Closed briancavalier closed 10 years ago

briancavalier commented 10 years ago

This is the approach used by modern vcs, like git, darcs, etc. to dealing with diverging patch scenarios. There are other techniques, but this could be a very useful one for use cases like synchronization.

briancavalier commented 10 years ago

See #9 and http://en.wikibooks.org/wiki/Understanding_Darcs/Patch_theory

briancavalier commented 10 years ago

And see http://byorgey.wordpress.com/2008/02/13/patch-theory-part-ii-some-basics/

aaronshaf commented 10 years ago

Thanks for the reading materials. I am trying to digest them.

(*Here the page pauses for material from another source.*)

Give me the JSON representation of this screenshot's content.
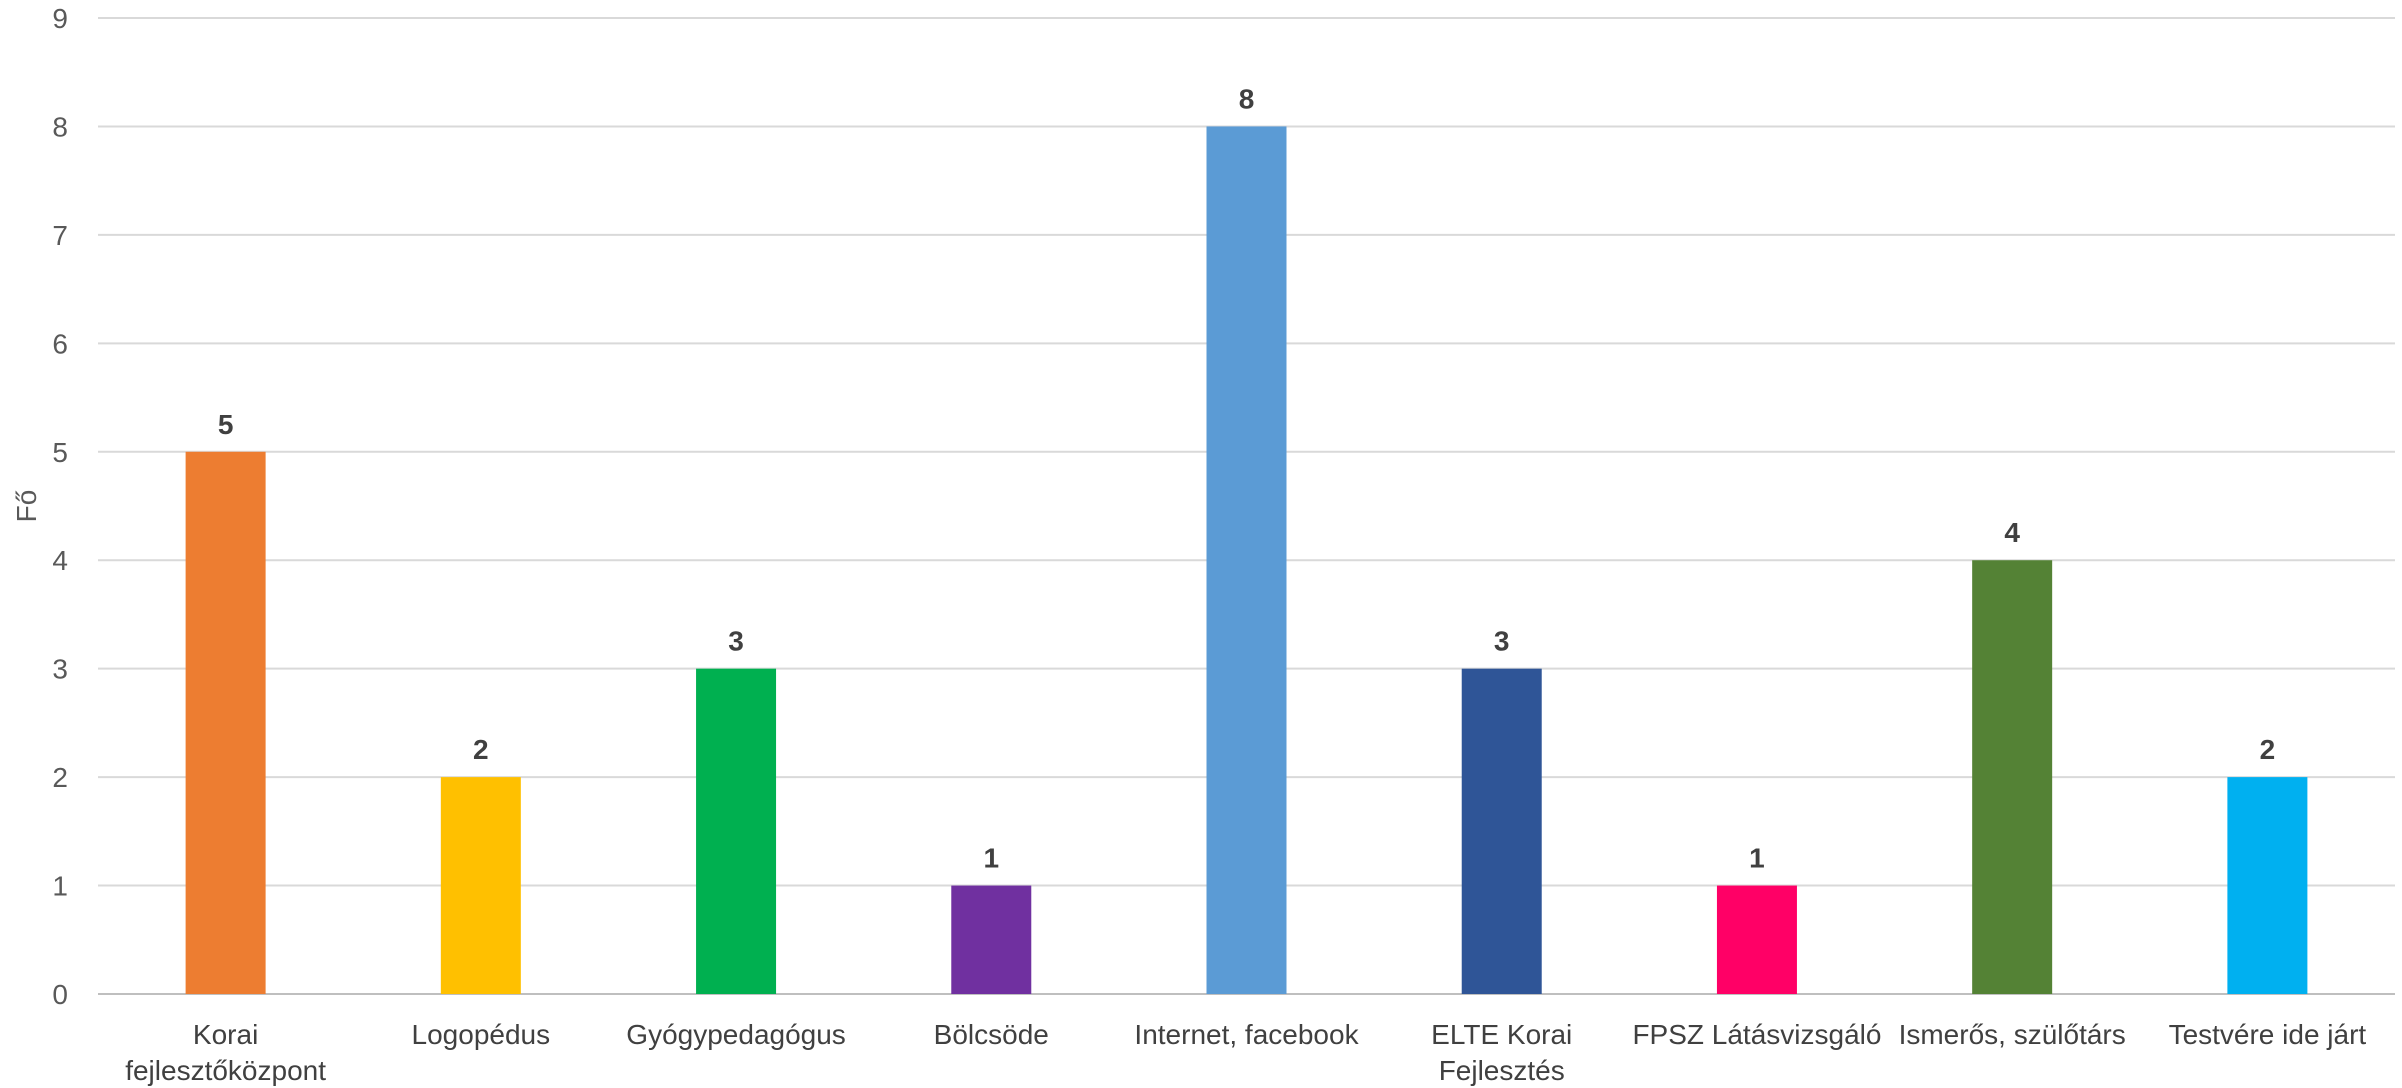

I assume patch commutation requires support for inverse on all operation types, since (as I poorly understand patch commutation), you are potentially required to undo past operations and then reorder them?

Edit: Nevermind, I'm reading more and answered my own question.

aaronshaf commented 10 years ago

Of interest: https://github.com/dominictarr/crdt

briancavalier commented 10 years ago

@aaronshaf commutation in and of itself doesn't require inverses. However, merging and rebasing algorithms that rely on patch commutation do require inverses--pretty much exactly what you said:

you are potentially required to undo past operations and then reorder them

briancavalier commented 10 years ago

There a basic, but incomplete implementation in the add-commutation branch. It definitely isn't complete, but it exposed more areas where we need to do some thinking. I had to invent a noop patch operation to commute some things :(

briancavalier commented 10 years ago

And now I'm thinking that everywhere I used a noop, the right thing may be to fail loudly instead ... gonna stew on that a bit.

briancavalier commented 10 years ago

Arrays are working. See #17 for objects.